Anastasopoulos Antonis
Member

Antonis Anastasopoulos

Antonis Anastasopoulos is a historian of the Ottoman Empire. He is an Associate Professor of Ottoman history at the Department of History and Archaeology of the University of Crete, where he has been teaching since 1999. He is also a Collaborating Faculty member of the Institute for Mediterranean Studies of the Foundation for Research and Technology-Hellas (FORTH), with which he has been affiliated since 2001. He studied History and Archaeology at the National and Kapodistrian University of Athens. He completed his postgraduate studies (M.Phil.) and wrote his Ph.D. dissertation entitled “Imperial Institutions and Local Communities: Ottoman Karaferye, 1758-1774” at the Faculty of Oriental Studies of the University of Cambridge under the supervision of İ. Metin Kunt. In January 2010 he was invited and taught a series of four seminars at the École Pratique des Hautes Études, Section des Sciences Historiques et Philologiques, in Paris. During the spring semester of the academic year 2015-2016 he was invited and taught Greek and Balkan History at the Department of History of Boğaziçi University in Istanbul, in the context of a position funded by the Alexander S. Onassis Public Benefit Foundation.

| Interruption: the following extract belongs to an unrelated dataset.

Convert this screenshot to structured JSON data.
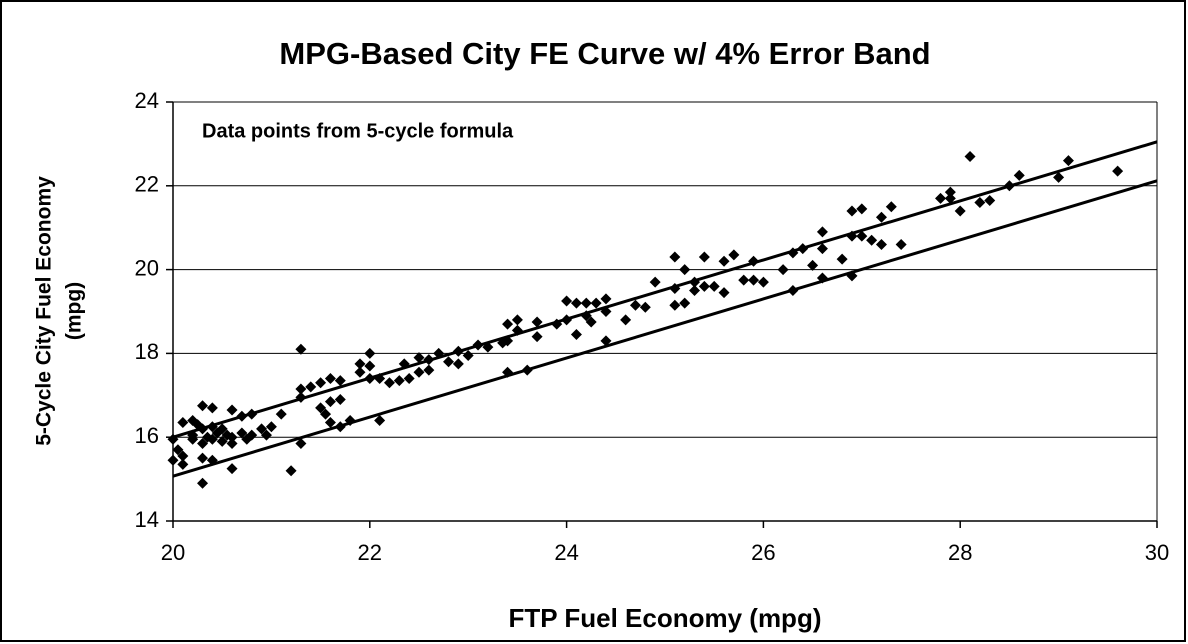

He is Vice-President of CIÉPO (Comité International des Études Pré-Ottomanes et Ottomanes), Editor-in-Chief of the journal Turkish Historical Review, published by Brill, and a member of the International Advisory Committees of the journal Turcica, published by Peeters, and the book series The Ottoman Empire and its Heritage: Politics, Society and Economy, published by Brill.

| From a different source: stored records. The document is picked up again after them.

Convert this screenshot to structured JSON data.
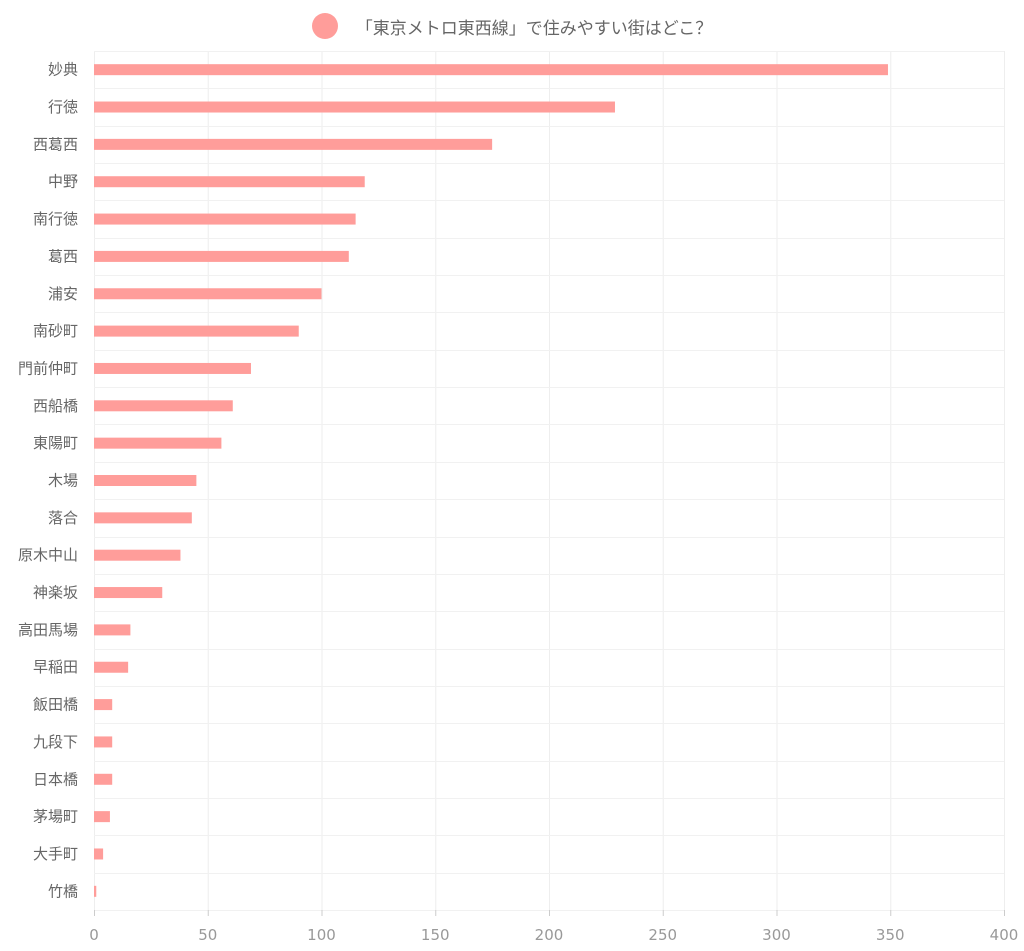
{
  "chart_data": {
    "type": "bar",
    "orientation": "horizontal",
    "title": "",
    "xlabel": "",
    "ylabel": "",
    "xlim": [
      0,
      400
    ],
    "x_ticks": [
      0,
      50,
      100,
      150,
      200,
      250,
      300,
      350,
      400
    ],
    "grid": true,
    "legend_position": "top",
    "categories": [
      "妙典",
      "行徳",
      "西葛西",
      "中野",
      "南行徳",
      "葛西",
      "浦安",
      "南砂町",
      "門前仲町",
      "西船橋",
      "東陽町",
      "木場",
      "落合",
      "原木中山",
      "神楽坂",
      "高田馬場",
      "早稲田",
      "飯田橋",
      "九段下",
      "日本橋",
      "茅場町",
      "大手町",
      "竹橋"
    ],
    "series": [
      {
        "name": "「東京メトロ東西線」で住みやすい街はどこ？",
        "color": "#ff9d9a",
        "values": [
          349,
          229,
          175,
          119,
          115,
          112,
          100,
          90,
          69,
          61,
          56,
          45,
          43,
          38,
          30,
          16,
          15,
          8,
          8,
          8,
          7,
          4,
          1
        ]
      }
    ]
  }
}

He has edited or co-edited five collective volumes and has published more than 45 articles in academic journals, edited volumes and academic encyclopaedias. He has participated in 60 international conferences and workshops and has been a member of the organizing committee of twelve international conferences and an international day conference.

He has participated in eight funded research projects. From 2005 to 2009 he was a member of the management committee of the international academic network COST A36: “Tributary empires compared: Romans, Mughals and Ottomans in the pre-industrial world from antiquity till the transition to modernity”.

His main research interests in Ottoman history are the provinces with an emphasis on political relations in the eighteenth century; Islamic gravestones; and the history of water resources management.